――過ぎたる力に手を伸ばすべきではない。
俺がこの力を得て抱いた教訓がこれだ。
光から俺が貰った、答えを出す者、と呼ばれる能力は金色のガッシュベルという漫画で出た能力だ。
どんな状況や疑問や謎でも瞬時に最適な答えを出せる、狂ったように強力な力だと俺は感じる。
強大さにはじめて気づいたのは幼稚園生の頃。
それまでは特にこの力に疑問もなく、普通の家に生まれた俺は普通に学校に通っていた。
優秀だと親には言われるだけで、天才だともてはやされるのは気分が良かった。
――初めてこの強大さに気付いたのはほんの些細な事から。
かけっこというやつを行い、五人で競い、三着だった俺はふと考えた。
俺はこいつらに走りで勝てるのだろうか、と。
瞬間、俺の脳裏に答えが浮かんだ。
同質の訓練を行った場合100メートル走において1.3秒の差をもってして敗北する。
それが俺の疑問への答えだった。
俺は愕然とした。
その瞬間理解してしまった。
答えを出す者、という力は人間へも適用され、その人物の底を見る力なのだと。
何の職に付けば成功するか、誰と付き合えば人生が上手くいくか、身体を鍛えた結果どのような体型になるか。
くだらない疑問から一生を左右する疑問まで、俺は他人の底を見ることが出来た。
そして同時に俺は自分の人生に絶望した。
俺はすべてに対して努力をする価値を失ったのだ。
学習でも、人間関係でも、運動でも、俺はすべて自分がどのような形になるかの答えが出せる。
人は夢をみる生き物だ。
こうなるかもしれない、という願望を胸に努力を繰り返して生を過ごす。
夢を見て、明日への希望を持つからこそ、今日を積み重ねて生きていくのだ。
だが俺は明日が断たれた。
すべてが昨日で帰結している。
あらゆる答えが俺にひれ伏し、俺から夢を取り去るのだ。
俺は絶望した。
夢を持てない自分自身の不甲斐なさに絶望し、同時にその絶望を希望に変えて夢を見るためにはどのようにすべきかという答えが脳裏に浮かび、俺は気付けば叫んでいた。
その日から俺は昨日を過ごしてきた。
目を潰そうかと考えたことがあったが、それでも力はなくならないという答えに、俺はため息しか浮かばない。
――そんな俺も明日を見ることが出来るようになった。
それもまたほんの些細な出来事から。
今日が昨日になったその次の日の事だ。
俺は自棄になり、幼稚園で同級生に殴りかった。
そして――どこにどうパンチが飛んでくるかわかっていたにもかかわらず、俺は殴りとばされた。

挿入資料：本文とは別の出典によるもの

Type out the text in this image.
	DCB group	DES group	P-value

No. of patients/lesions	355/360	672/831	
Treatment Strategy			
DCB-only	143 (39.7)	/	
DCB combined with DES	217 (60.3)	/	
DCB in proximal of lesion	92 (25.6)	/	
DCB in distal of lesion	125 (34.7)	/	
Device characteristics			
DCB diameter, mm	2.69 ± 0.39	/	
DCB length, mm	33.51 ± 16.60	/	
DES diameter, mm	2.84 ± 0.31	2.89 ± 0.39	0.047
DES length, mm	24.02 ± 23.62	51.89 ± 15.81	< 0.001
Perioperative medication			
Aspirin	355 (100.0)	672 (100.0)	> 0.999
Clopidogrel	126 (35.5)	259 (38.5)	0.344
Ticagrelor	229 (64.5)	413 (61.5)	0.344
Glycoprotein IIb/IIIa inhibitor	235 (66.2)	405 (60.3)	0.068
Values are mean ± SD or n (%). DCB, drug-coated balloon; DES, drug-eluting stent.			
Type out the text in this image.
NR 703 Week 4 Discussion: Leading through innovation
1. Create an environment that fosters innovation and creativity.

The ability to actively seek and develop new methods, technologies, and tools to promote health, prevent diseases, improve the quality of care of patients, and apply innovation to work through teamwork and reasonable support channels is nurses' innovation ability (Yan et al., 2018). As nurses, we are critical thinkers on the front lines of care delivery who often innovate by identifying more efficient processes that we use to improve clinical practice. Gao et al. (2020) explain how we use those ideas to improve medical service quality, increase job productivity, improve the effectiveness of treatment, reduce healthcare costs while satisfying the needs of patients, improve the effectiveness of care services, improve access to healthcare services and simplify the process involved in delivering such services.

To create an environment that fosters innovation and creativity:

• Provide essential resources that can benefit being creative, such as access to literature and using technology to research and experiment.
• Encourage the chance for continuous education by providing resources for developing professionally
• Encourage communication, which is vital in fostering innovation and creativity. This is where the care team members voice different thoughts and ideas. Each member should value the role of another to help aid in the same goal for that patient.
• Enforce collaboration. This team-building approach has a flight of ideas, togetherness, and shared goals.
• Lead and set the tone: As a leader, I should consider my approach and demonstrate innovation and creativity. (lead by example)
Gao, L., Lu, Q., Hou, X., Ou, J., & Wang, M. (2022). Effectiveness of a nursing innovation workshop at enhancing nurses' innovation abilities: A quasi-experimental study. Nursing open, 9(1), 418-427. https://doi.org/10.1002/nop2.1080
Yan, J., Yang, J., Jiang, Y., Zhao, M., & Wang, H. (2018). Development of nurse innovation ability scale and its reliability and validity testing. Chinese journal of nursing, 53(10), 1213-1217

形が見え、過程も見えたとして、形を作れるという訳ではないのだ。
俺は殴り合いの経験がなかった。
そして幼稚園児のパンチにも目をつぶってしまった。
俺は避け方も殴り方もわかっていたのに、俺は負けた。
答えを出せる事と答えを実行する事は同義ではないという訳だ。
――俺には全ての答えが見える。
どんなに難解な学術的問題も、どんなに複雑な人間的問題も、問題として提起した以上俺には答えが見える。
俺は俺の最善の人生が見える。
だが俺の人生の終着点が本当に今浮かんだ答えと同じだとは限らない。
だからとりあえず、中学を卒業した俺は高校進学を辞めた。
母親は激しく反対したが、父親からお前は何が起ころうとも大丈夫だと許可を出された。
俺の最善の人生のためには、この力を利用して教授か何かに収まるか、株で稼げば楽なのだろう。
だからとりあえずその選択は切り捨てた。
頭を使って人生を生きることを諦めてみた。
答えを出す者が出した答えに反抗してやろう。
――さて、ではこれから俺は人生をどうやって生きていこうか。
屋台でラーメンを食べながら俺はふと疑問を持ったのだ。